1. Rejection of Books of Accounts:
The assessee's books of accounts were rejected by the Assessing Officer (AO) due to the lack of proper quantitative and sales details. The CIT(A) upheld this decision, stating that the books were incomplete and inaccurate. The Tribunal found no material defect pointed out by the AO but maintained the rejection due to the lack of regular sale bills and quantitative details.

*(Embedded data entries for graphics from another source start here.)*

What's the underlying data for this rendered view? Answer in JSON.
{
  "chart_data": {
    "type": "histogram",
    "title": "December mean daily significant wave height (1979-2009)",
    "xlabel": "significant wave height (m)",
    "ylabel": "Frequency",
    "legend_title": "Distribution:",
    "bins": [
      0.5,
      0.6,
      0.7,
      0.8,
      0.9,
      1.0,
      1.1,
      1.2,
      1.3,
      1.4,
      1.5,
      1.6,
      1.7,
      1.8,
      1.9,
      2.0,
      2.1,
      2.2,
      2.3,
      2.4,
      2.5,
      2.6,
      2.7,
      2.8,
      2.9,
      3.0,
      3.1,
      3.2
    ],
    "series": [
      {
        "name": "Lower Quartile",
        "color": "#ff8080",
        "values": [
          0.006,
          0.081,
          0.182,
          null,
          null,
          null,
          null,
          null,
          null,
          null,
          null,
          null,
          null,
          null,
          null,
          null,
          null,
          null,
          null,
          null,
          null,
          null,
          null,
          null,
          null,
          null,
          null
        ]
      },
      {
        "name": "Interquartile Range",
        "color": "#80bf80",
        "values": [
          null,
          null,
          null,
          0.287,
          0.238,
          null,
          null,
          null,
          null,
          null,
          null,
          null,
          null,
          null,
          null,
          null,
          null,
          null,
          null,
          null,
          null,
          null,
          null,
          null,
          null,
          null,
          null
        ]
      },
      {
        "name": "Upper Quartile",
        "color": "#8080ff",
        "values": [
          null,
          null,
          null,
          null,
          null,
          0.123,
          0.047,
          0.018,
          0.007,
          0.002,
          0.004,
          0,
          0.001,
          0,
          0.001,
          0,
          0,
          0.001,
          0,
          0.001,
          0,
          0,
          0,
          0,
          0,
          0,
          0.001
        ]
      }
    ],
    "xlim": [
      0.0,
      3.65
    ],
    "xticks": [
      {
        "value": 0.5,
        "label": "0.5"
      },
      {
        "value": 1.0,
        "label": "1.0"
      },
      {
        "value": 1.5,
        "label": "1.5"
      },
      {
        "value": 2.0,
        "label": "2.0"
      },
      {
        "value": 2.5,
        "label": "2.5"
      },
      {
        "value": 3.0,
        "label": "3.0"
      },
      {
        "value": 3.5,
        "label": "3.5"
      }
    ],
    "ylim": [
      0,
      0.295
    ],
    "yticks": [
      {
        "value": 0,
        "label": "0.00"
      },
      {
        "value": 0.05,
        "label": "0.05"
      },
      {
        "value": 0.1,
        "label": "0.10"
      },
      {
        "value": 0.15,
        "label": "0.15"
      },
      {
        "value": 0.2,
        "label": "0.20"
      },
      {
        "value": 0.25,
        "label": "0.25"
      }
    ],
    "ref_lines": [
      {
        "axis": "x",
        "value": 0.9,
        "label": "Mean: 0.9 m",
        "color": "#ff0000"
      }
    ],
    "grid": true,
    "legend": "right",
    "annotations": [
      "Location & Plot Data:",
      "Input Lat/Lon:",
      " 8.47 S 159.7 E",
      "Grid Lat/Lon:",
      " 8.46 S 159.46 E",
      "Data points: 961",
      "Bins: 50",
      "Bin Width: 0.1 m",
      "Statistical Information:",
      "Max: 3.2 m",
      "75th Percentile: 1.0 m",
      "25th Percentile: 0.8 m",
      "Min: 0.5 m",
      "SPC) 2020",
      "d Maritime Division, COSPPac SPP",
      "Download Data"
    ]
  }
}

2. Estimation of Net Profit:
The AO estimated the net profit at 3.5% of the total turnover, which was higher than the 1.06% declared by the assessee. The CIT(A) reduced this to 2.16%, based on the average net profit rate over five years. The Tribunal upheld the CIT(A)'s decision, noting that the drastic decline in net profit rate was unexplained despite increased sales and the number of shops. The Tribunal emphasized the need for consistency and found the CIT(A)'s approach reasonable.

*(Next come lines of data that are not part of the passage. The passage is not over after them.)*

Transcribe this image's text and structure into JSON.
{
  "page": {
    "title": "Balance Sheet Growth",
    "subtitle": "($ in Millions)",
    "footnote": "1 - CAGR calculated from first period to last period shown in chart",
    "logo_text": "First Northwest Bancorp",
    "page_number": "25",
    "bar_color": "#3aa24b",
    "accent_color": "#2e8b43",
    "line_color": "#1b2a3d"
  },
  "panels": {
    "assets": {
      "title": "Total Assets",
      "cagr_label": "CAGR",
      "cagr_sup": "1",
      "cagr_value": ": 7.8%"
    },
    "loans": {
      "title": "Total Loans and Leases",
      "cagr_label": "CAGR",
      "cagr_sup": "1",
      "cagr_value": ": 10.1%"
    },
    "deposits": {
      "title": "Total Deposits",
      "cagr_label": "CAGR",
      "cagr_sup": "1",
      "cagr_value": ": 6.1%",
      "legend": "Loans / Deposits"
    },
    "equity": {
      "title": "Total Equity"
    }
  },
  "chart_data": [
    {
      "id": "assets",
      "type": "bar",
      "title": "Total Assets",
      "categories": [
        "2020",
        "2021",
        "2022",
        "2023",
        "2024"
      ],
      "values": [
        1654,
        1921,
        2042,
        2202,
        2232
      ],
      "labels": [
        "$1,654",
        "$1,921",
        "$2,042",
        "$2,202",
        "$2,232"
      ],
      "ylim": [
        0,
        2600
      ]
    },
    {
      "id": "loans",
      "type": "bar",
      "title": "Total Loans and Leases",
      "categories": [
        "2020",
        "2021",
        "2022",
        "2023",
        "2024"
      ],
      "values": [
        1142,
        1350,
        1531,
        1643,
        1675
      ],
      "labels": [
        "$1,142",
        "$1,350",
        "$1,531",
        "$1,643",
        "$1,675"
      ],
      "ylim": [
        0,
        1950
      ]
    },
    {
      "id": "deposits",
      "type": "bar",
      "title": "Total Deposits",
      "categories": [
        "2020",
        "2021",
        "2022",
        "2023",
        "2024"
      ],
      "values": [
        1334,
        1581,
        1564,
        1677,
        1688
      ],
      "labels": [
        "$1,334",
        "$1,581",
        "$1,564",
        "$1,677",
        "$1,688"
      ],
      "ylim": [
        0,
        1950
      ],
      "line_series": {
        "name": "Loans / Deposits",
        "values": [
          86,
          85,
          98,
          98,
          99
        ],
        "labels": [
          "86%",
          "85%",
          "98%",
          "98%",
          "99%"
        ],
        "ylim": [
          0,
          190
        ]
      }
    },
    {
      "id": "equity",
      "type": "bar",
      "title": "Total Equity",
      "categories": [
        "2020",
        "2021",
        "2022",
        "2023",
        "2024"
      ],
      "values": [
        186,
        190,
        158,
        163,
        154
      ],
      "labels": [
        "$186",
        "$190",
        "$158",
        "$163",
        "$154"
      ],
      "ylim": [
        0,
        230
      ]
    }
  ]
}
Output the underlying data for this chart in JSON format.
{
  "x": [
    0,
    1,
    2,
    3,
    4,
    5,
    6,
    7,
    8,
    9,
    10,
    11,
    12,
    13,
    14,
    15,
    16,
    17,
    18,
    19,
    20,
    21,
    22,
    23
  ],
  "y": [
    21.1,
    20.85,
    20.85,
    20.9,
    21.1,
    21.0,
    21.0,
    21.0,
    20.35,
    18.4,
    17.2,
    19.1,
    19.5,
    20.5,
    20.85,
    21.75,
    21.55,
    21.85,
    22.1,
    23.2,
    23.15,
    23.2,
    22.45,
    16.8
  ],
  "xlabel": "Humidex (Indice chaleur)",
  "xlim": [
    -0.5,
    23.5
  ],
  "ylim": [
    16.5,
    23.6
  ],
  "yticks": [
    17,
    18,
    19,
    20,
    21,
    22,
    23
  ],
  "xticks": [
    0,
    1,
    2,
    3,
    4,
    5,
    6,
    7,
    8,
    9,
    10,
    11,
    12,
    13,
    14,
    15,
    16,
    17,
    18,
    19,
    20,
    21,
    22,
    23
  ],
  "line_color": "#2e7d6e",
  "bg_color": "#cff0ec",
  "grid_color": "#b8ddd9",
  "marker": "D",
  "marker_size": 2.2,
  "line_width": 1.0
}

3. Claim under Section 54B:
The assessee's claim for exemption under Section 54B was rejected due to a lack of supporting evidence. The CIT(A) and the Tribunal both upheld this rejection. The Tribunal noted that the assessee failed to provide any submissions or evidence to support the claim, leading to the dismissal of this ground.

4. Addition of Unexplained Unsecured Loan under Section 68:
The AO added ?47,77,000 as unexplained unsecured loans under Section 68, citing the assessee's failure to establish the identity, creditworthiness, and genuineness of the loan creditors. The CIT(A) confirmed this addition, noting that the assessee did not provide reasonable cause for not furnishing evidence during the assessment stage. The Tribunal upheld this decision, as no further evidence was provided to prove the genuineness of the loans.

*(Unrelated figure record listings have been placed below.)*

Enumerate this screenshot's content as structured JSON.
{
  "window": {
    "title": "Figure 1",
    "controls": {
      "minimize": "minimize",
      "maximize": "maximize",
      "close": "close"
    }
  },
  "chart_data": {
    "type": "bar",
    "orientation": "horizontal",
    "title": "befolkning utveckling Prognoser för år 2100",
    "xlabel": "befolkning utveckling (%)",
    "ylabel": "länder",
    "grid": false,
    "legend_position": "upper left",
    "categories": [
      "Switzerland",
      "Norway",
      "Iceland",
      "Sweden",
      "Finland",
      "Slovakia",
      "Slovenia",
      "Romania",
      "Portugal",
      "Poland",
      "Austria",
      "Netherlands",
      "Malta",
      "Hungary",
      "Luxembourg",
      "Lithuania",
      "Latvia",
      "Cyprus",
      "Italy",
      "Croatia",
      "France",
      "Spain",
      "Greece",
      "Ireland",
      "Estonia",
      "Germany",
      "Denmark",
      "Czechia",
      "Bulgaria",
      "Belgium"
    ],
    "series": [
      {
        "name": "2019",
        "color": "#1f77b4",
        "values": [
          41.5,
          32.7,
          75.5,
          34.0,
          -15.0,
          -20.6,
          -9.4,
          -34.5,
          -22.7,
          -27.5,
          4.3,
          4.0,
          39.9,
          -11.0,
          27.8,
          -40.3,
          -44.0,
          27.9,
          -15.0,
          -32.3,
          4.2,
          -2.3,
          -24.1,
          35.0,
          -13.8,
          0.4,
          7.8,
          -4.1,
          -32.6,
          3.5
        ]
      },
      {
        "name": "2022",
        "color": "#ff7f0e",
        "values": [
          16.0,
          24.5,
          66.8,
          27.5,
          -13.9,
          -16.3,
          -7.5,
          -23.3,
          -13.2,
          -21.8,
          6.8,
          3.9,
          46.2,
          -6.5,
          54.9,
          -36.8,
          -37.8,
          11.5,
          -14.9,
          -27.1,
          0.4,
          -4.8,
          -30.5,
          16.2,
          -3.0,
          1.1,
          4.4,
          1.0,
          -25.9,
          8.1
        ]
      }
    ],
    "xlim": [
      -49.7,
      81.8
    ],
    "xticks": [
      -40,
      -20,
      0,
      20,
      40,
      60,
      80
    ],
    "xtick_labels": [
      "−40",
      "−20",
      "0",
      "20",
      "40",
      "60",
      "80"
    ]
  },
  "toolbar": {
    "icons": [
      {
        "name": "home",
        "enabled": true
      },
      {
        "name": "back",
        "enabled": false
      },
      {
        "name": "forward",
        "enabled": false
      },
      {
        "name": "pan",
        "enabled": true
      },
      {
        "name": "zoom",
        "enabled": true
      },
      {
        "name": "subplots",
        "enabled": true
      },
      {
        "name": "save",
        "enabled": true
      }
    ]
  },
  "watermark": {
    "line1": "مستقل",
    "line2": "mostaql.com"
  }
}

5. Addition of Unexplained Investment under Section 69:
The AO added ?60,19,920 as unexplained investment for a flat purchase. The CIT(A) deleted this addition after the assessee provided proof of a housing loan used for the purchase. The Tribunal agreed with the CIT(A), finding no reason to categorize the flat purchase as unexplained investment since it was recorded in the regular books of accounts.

6. Levy of Penalty under Section 271(1)(c):
The AO levied a penalty of ?33,50,000 for estimated profits and an incorrect claim under Section 54B. The CIT(A) deleted the penalty on estimated profits but upheld the penalty for the incorrect claim. The Tribunal concurred, stating that penalty on estimated profits was unjustified as it was based on estimation without adverse material. However, the penalty for the incorrect claim under Section 54B was upheld due to the assessee's failure to demonstrate a bona fide reason for the inaccurate claim.

Conclusion:
The Tribunal dismissed all cross appeals, upholding the CIT(A)'s decisions on the rejection of books, estimation of net profit at 2.16%, rejection of the Section 54B claim, addition of unexplained unsecured loans under Section 68, deletion of unexplained investment under Section 69, and the partial levy of penalty under Section 271(1)(c). The order was pronounced in the open court on 08.05.2019.